Secara
umum Ridarmin, S.Kom,M.Kom mengatakan Mahasiswa memiliki tiga fungsi strategis,
yaitu agent of social control ( sebagai penyampai kebenaran), agent of change (
sebagai agen perubahan), dan iron stock (sebagai generasi penerus masa depan).
Jauh
sebelum Indonesia telah berbuat dan menjalankan fungsi mahasiswa itu sendiri,
begitu juga setelah kemerdekaan. Kita pasti ingat ketika tahun 60-an mahasiswa
melakukan aksi mengusung tiga tuntutan rakyat (Tritura). Pada 1974 kita juga
ingat peristiwa “Malari” (malapetaka 15 Januari), dan terakhir pada 1998
mahasiswa berhasil “meruntuhkan” orang paling berpenguasa di Indonesia selama
32 tahun. Kepemimpinan pemerintah yang sewenang-wenang akhirnya dapat
diruntuhkan oleh aksi yang sangat heroik oleh para mahasiswa di seluruh penjuru
Indonesia.
Kini
mahasiswa sangat pasif dan tidak peka dengan isu-isu terkini. Mahasiswa
sekarang kebanyakan memiliki sifat egois yang tinggi sehingga isu-isu terkini
tak dihiraukannya. Mahasiswa tak lagi mendengarkan suara rakyat yang menderita
karena kebijakan pemerintah.
Banyak
mahasiswa sekarang yang hanya mementingkan nilai (IPK) dan berbagai aktivitas
akademik. Baginya IPK sangat penting karena untuk kepentingan mencari kerja
sehingga melupakan fungsi dan peran mahasiswa itu sendiri. Jika kita mau
merenungkan dan sedikit berfikir lebih dalam, bahwasanya apa yang dilakukan
mahasiswa sekarang kurang tepat yang hanya mementingkan kegiatan akademik.
Mahasiswa
yang selalu menyuarakan aspirasi rakyat kecil, kini tak terdengar, hanya
sedikit yang muncul dan bersuara lantang. Kebijakan-kebijakan pemerintah pun
yang tak memihak rakyat kini tak direspons dengan demo ataupun yang lain,
jikalau ada itu hanya sedikit.
Jika
ini terus terjadi maka yang dikhawatirkan pemerintah dapat leluasa membuat
kebijakan yang membelitkan rakyat sehingga rakyat sebagai obyek menderita.

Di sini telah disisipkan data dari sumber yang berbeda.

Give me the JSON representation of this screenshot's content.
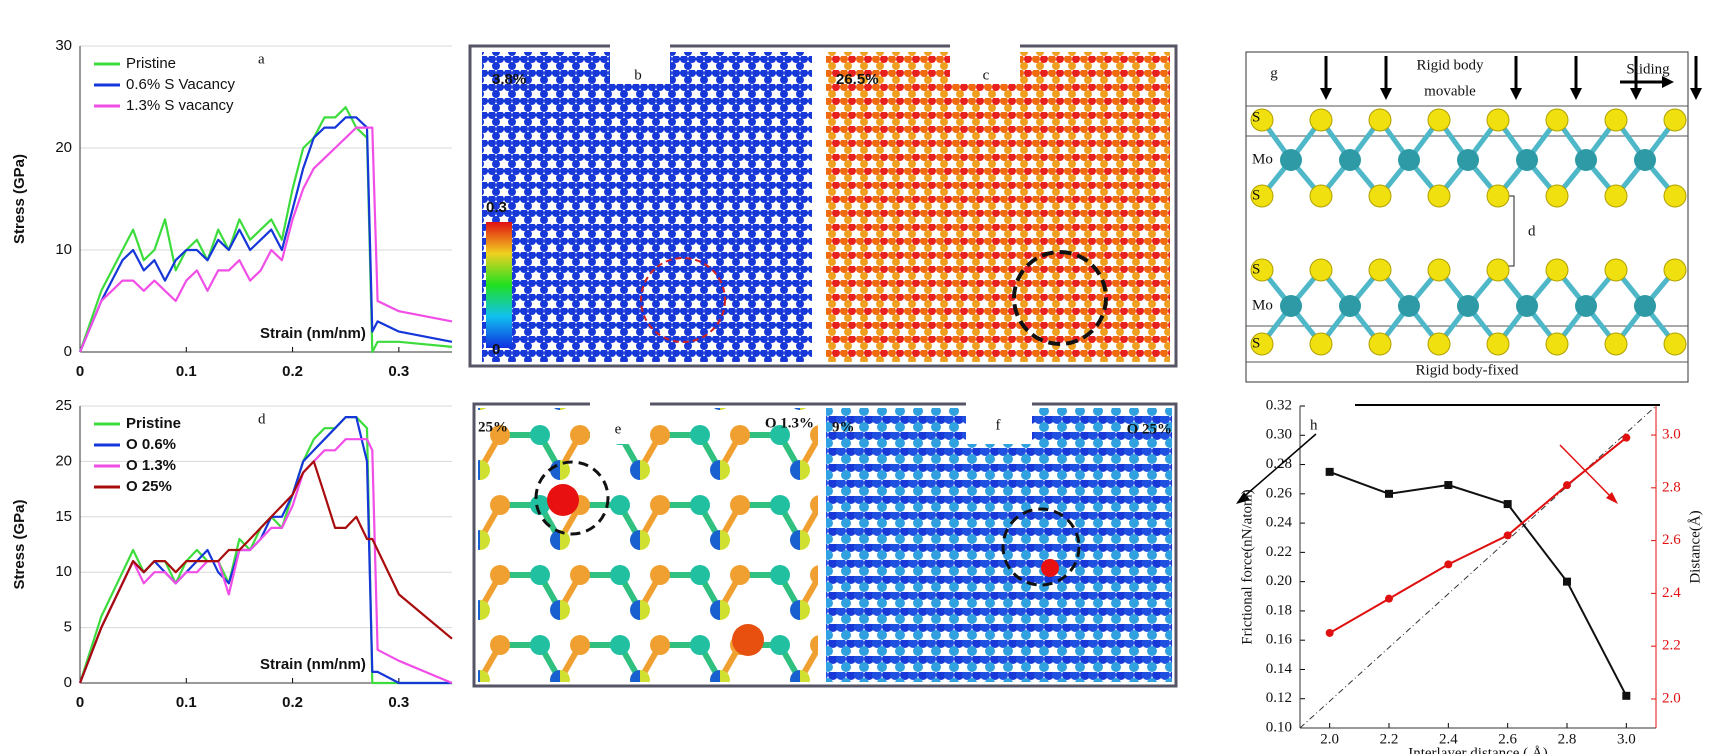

Pemerintah menjadi sewenang-wenang dalam mengambil keputusan dan bersifat
diktator yang selalu tak mendengarkan hati rakyat. Akibat yang sangat parah
lagi negara menjadi alat memperkaya diri oleh beberapa kalangan elit, karena
memeras rakyat dengan kebijakannya. Inilah yang dikawatirkan selama ini oleh
berbagai kalangan, adanya transformasi peran mahasiswa.
Apa
kita tidak malu disebut mahasiswa, namun tak dapat berbuat apa-apa? Pantaskah
kita disebut mahasiswa yang hanya menuntut ilmu di kampus terus mendapat IPK
tinggi, sementara saudara kita di lain tempat menderita akibat kebijakan
pemerintah yang semena-mena? Mari kita renungkan, apakah yang kita lakukan
sekarang sudah mencerminkan peran mahasiswa yang sebenarnya***.